— Pourquoi me regardez-vous ? balbutie-t-elle, un rien impressionnée.

— Je mets au point le petit circuit touristique que je vais te pratiquer, môme. Laisse le penseur phosphorer en paix ; de toute manière c’est toi qui toucheras les dividendes, non ?

Elle s’abstient.

Mon regard sagace et salace l’enlace sans qu’elle s’en lasse. Je crois que je vais l’entreprendre par le coup du montreur de marionnettes. C’est généralement très apprécié et je n’ai jamais eu à déplorer la moindre réclamation. C’est une bonne entrée en matière, originale, efficace et extrêmement conditionnante. Bon, O.K. : le montreur de marionnettes. Seulement, il me faut des accessoires. Je cramponne deux fauteuils que je place dossier à dossier. Ensuite je pose un coussin à cheval sur les dossiers. D’un signe peu galant (le côté, allez ! hue !) j’enjoins à Eggkarte de s’amener. Elle souscrit. Je lui dis de s’agenouiller sur l’un des fauteuils. Elle obtempère.

En amour, la docilité, c’est quatre-vingts pour cent du succès. Quand tu tombes sur une objecteuse, une ergoteuse, une chipoteuse, t’as plus qu’à réexpédier Coquette dans ses foyers, vu que ta séance est carbonisée d’office. La galipouille ne souffre pas de discussion. Le mec qui, au fur et à mesure qu’il comporte, est obligé de justifier, voire seulement d’expliquer, voue ses entreprises à l’échec.

Donc, Eggkarte s’agenouille. J’imprime une poussée à ses épaules. Elle s’incline. Je lui préconise de croiser ses bras sur le second fauteuil. Elle consent avec un tout-ce-qu’il-y-a-de-volontiers que tu peux pas t’imaginer.

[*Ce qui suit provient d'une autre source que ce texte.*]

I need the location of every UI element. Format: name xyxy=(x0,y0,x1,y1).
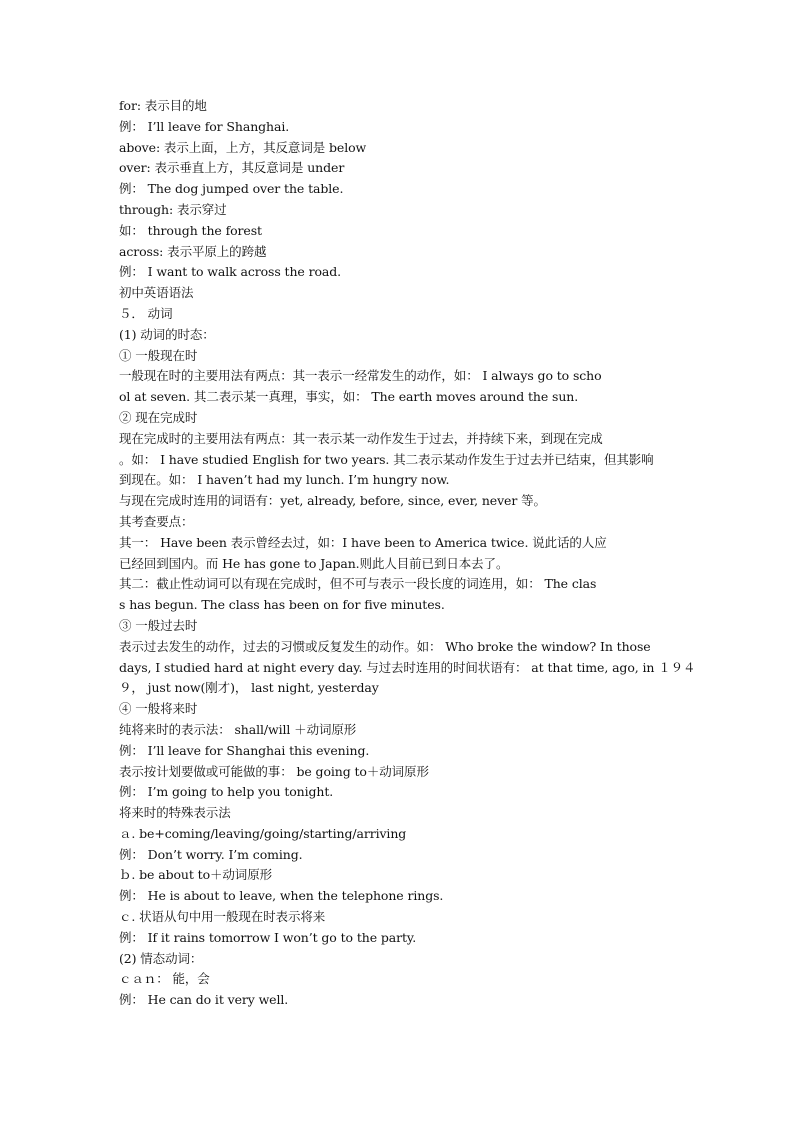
text-line: 例： If it rains tomorrow I won’t go to the party. xyxy=(119,929,417,945)
text-line: 例： I’ll leave for Shanghai. xyxy=(119,118,290,134)
document-body xyxy=(119,96,699,1011)
text-line: through: 表示穿过 xyxy=(119,201,227,217)
text-line: s has begun. The class has been on for five minutes. xyxy=(119,597,445,613)
section-heading: ５． 动词 xyxy=(119,305,173,321)
text-line: ｂ. be about to＋动词原形 xyxy=(119,867,272,883)
text-line: 表示按计划要做或可能做的事： be going to＋动词原形 xyxy=(119,763,429,779)
text-line: 例： I’m going to help you tonight. xyxy=(119,784,334,800)
text-line: ９， just now(刚才)， last night, yesterday xyxy=(119,680,379,696)
text-line: ol at seven. 其二表示某一真理，事实，如： The earth moves around the sun. xyxy=(119,389,579,405)
text-line: 一般现在时的主要用法有两点：其一表示一经常发生的动作，如： I always go to scho xyxy=(119,368,602,384)
subsection-heading: ④ 一般将来时 xyxy=(119,701,198,717)
text-line: 与现在完成时连用的词语有：yet, already, before, since, ever, never 等。 xyxy=(119,493,546,509)
text-line: 现在完成时的主要用法有两点：其一表示某一动作发生于过去，并持续下来，到现在完成 xyxy=(119,430,603,446)
section-heading: 初中英语语法 xyxy=(119,285,194,301)
text-line: 纯将来时的表示法： shall/will ＋动词原形 xyxy=(119,721,357,737)
text-line: days, I studied hard at night every day. 与过去时连用的时间状语有： at that time, ago, in １９４ xyxy=(119,659,696,675)
text-line: ａ. be+coming/leaving/going/starting/arriving xyxy=(119,825,407,841)
text-line: 例： I’ll leave for Shanghai this evening. xyxy=(119,742,370,758)
text-line: 到现在。如： I haven’t had my lunch. I’m hungry now. xyxy=(119,472,450,488)
text-line: 例： I want to walk across the road. xyxy=(119,264,342,280)
subsection-heading: (2) 情态动词： xyxy=(119,950,203,966)
subsection-heading: (1) 动词的时态： xyxy=(119,326,215,342)
text-line: 表示过去发生的动作，过去的习惯或反复发生的动作。如： Who broke the window? In those xyxy=(119,638,651,654)
text-line: over: 表示垂直上方，其反意词是 under xyxy=(119,160,345,176)
text-line: across: 表示平原上的跨越 xyxy=(119,243,267,259)
text-line: 其考查要点： xyxy=(119,513,194,529)
text-line: 如： through the forest xyxy=(119,222,262,238)
subsection-heading: ① 一般现在时 xyxy=(119,347,198,363)
subsection-heading: ② 现在完成时 xyxy=(119,409,198,425)
text-line: 例： He is about to leave, when the telephone rings. xyxy=(119,888,444,904)
text-line: 。如： I have studied English for two years. 其二表示某动作发生于过去并已结束，但其影响 xyxy=(119,451,654,467)
text-line: above: 表示上面，上方，其反意词是 below xyxy=(119,139,367,155)
text-line: 已经回到国内。而 He has gone to Japan.则此人目前已到日本去了。 xyxy=(119,555,509,571)
text-line: 其一： Have been 表示曾经去过，如：I have been to America twice. 说此话的人应 xyxy=(119,534,607,550)
text-line: ｃ. 状语从句中用一般现在时表示将来 xyxy=(119,909,326,925)
text-line: 例： He can do it very well. xyxy=(119,992,289,1008)
text-line: 将来时的特殊表示法 xyxy=(119,805,231,821)
text-line: 其二：截止性动词可以有现在完成时，但不可与表示一段长度的词连用，如： The clas xyxy=(119,576,597,592)
text-line: for: 表示目的地 xyxy=(119,98,207,113)
subsection-heading: ③ 一般过去时 xyxy=(119,617,198,633)
text-line: 例： Don’t worry. I’m coming. xyxy=(119,846,303,862)
text-line: ｃａｎ： 能，会 xyxy=(119,971,210,987)
text-line: 例： The dog jumped over the table. xyxy=(119,181,344,197)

J’ai été gentil de prévoir un coussin, non ? De la sorte, elle ne se meurtrit pas l’estom’ sur les deux dossiers joints. Mais l’exercice ne fait que commencer, méhames messieurs. L’artiste va réaliser devant vous un numéro absolument inédit en Suède. Je sors mon canif de poche, celui qui me sert à tailler mes plumes d’oie (car il faut vivre avec son temps pénurique maintenant).